Dr. Evans arrived twenty minutes later. He was a man who knew which side of his bread was buttered. He took one look at Jennings, then at Dawn, and opened his bag.
"Gunshot?" Evans asked, eyeing a puncture wound on Jennings's side.
"Shrapnel," Dawn said. "From the crash."
"It looks like-"
"It's shrapnel," Dawn interrupted. She pulled a piece of paper from the desk. It was a pre-written non-disclosure agreement she'd had in her clutch for months. "Sign this before you start."
Evans squinted at it. "An NDA? Dawn, I've been your family doctor for-"
"Sign it," she said. "And I'll have Mr. Stafford's family office authorize a transfer of fifty thousand dollars to your practice tomorrow morning."
Evans blinked. Then he signed.
The surgery was makeshift but effective. Dawn assisted. She handed him instruments before he even asked for them. She tied sutures with one hand. She anticipated the bleeders.
Evans paused, holding a hemostat. He looked at her over his glasses. "I heard they revoked your license. I never believed you were capable of what they accused you of, but I didn't think you'd ever touch a scalpel again. Where did you learn to do a vertical mattress suture like that?"
"I read a lot," Dawn said flatly. "Focus, Doctor."
They worked for two hours. They set the leg. They closed the wounds. They stabilized him.
When Evans finally packed up, he looked shaken. "He needs a hospital, Dawn. If infection sets in..."
"He has me," Dawn said. "Goodbye, Doctor."
O'Malley escorted the doctor out.
The room was quiet again. The storm outside had settled into a steady drone.

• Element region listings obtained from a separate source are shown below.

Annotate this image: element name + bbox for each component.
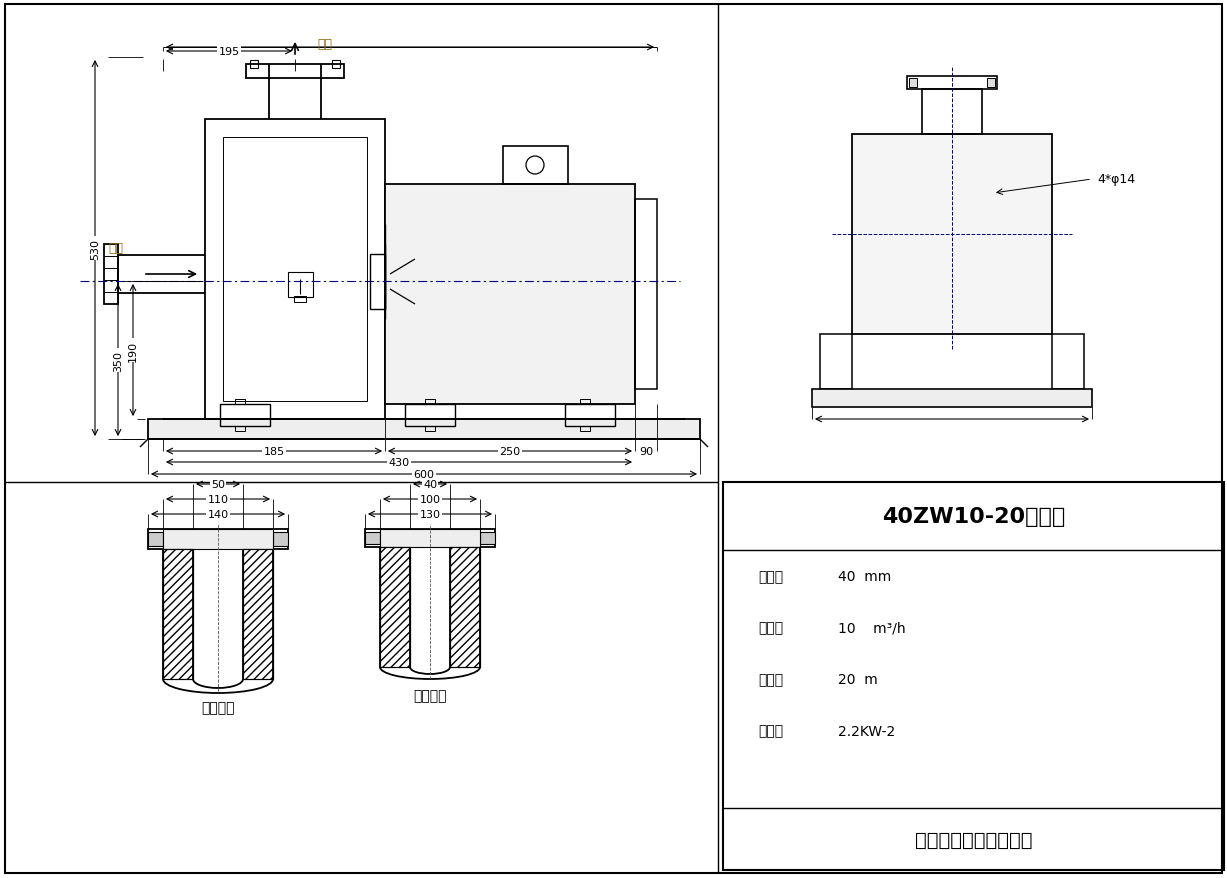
Bar <box>907 77 998 90</box>
Circle shape <box>904 187 918 201</box>
Text: 185: 185 <box>264 447 285 457</box>
Text: 功率：: 功率： <box>758 723 783 738</box>
Bar <box>148 420 699 440</box>
Bar <box>503 147 568 184</box>
Bar <box>364 532 380 544</box>
Bar <box>223 138 367 401</box>
Text: 2.2KW-2: 2.2KW-2 <box>838 723 896 738</box>
Circle shape <box>987 269 1000 283</box>
Bar <box>987 79 995 88</box>
Text: 出口法其: 出口法其 <box>413 688 447 702</box>
Bar <box>380 547 410 667</box>
Bar <box>723 482 1225 870</box>
Text: 110: 110 <box>207 494 228 505</box>
Bar <box>580 427 590 431</box>
Text: 190: 190 <box>128 340 137 361</box>
Bar <box>425 399 436 405</box>
Bar <box>245 65 344 79</box>
Bar <box>148 529 288 550</box>
Text: 扬程：: 扬程： <box>758 673 783 687</box>
Bar <box>450 547 480 667</box>
Text: 430: 430 <box>389 457 410 467</box>
Bar <box>205 120 385 420</box>
Bar <box>243 550 272 680</box>
Bar <box>385 184 636 405</box>
Bar <box>636 200 656 390</box>
Text: 进口法兰: 进口法兰 <box>201 700 234 714</box>
Text: 50: 50 <box>211 479 225 489</box>
Bar <box>812 390 1092 407</box>
Bar <box>852 135 1052 335</box>
Bar <box>220 405 270 427</box>
Text: 600: 600 <box>413 470 434 479</box>
Bar <box>163 550 193 680</box>
Text: 100: 100 <box>420 494 440 505</box>
Bar <box>921 90 982 135</box>
Text: 90: 90 <box>639 447 653 457</box>
Bar <box>580 399 590 405</box>
Text: 140: 140 <box>207 509 228 520</box>
Text: 40: 40 <box>423 479 437 489</box>
Bar <box>380 547 410 667</box>
Circle shape <box>904 269 918 283</box>
Text: 250: 250 <box>499 447 520 457</box>
Text: 530: 530 <box>90 238 99 259</box>
Text: 进口: 进口 <box>108 241 123 255</box>
Bar <box>333 61 340 68</box>
Bar <box>294 297 306 303</box>
Bar <box>371 255 385 310</box>
Bar <box>163 529 272 550</box>
Bar <box>405 405 455 427</box>
Bar <box>236 399 245 405</box>
Text: 40  mm: 40 mm <box>838 569 891 583</box>
Text: 350: 350 <box>113 350 123 371</box>
Bar <box>243 550 272 680</box>
Bar <box>272 532 288 546</box>
Bar <box>450 547 480 667</box>
Bar <box>820 335 852 390</box>
Circle shape <box>987 187 1000 201</box>
Bar <box>250 61 258 68</box>
Bar <box>287 272 313 297</box>
Bar <box>364 529 494 547</box>
Bar <box>148 532 163 546</box>
Text: 20  m: 20 m <box>838 673 877 687</box>
Text: 流量：: 流量： <box>758 621 783 635</box>
Text: 10    m³/h: 10 m³/h <box>838 621 906 635</box>
Bar <box>1052 335 1083 390</box>
Bar <box>480 532 494 544</box>
Text: 130: 130 <box>420 509 440 520</box>
Bar <box>564 405 615 427</box>
Bar <box>163 550 193 680</box>
Text: 出口: 出口 <box>317 38 333 50</box>
Bar <box>909 79 917 88</box>
Text: 口径：: 口径： <box>758 569 783 583</box>
Text: 40ZW10-20安装图: 40ZW10-20安装图 <box>882 507 1065 527</box>
Text: 195: 195 <box>218 47 239 57</box>
Bar <box>236 427 245 431</box>
Text: 上海博禺泵业有限公司: 上海博禺泵业有限公司 <box>915 830 1032 848</box>
Bar <box>104 245 118 305</box>
Bar <box>380 529 480 547</box>
Text: 4*φ14: 4*φ14 <box>1097 173 1135 186</box>
Bar <box>425 427 436 431</box>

Jennings was awake. He shouldn't be. He had refused general anesthesia, opting only for a local block. He wanted to be conscious. He didn't trust them.
"Water," he croaked.
Dawn held a glass to his lips. He drank greedily.
"You paid him fifty grand," Jennings said. His voice was stronger now. "You don't have fifty grand. Your father cut off your trust fund six months ago."
He knew her finances. Of course he did.
"I'll put it on your tab," she said, setting the glass down.
He looked at her. The suspicion in his eyes was warring with something else. Curiosity.
"What do you want?" he asked. "You saved me. You hid me. You bribed a doctor. You're not doing this out of the goodness of your heart. No one does."
Dawn sat in the velvet armchair by the bed. She was exhausted. Her adrenaline was crashing.
"I want you alive," she said.
"Why?"
"Because," she leaned forward, her eyes locking onto his. "Dead men can't sign checks. And they certainly can't destroy my enemies."
Jennings stared at her. For the first time, he didn't look at her like a socialite. He looked at her like a peer.
"Go to sleep, Jennings," she said. "The wolves will still be there in the morning."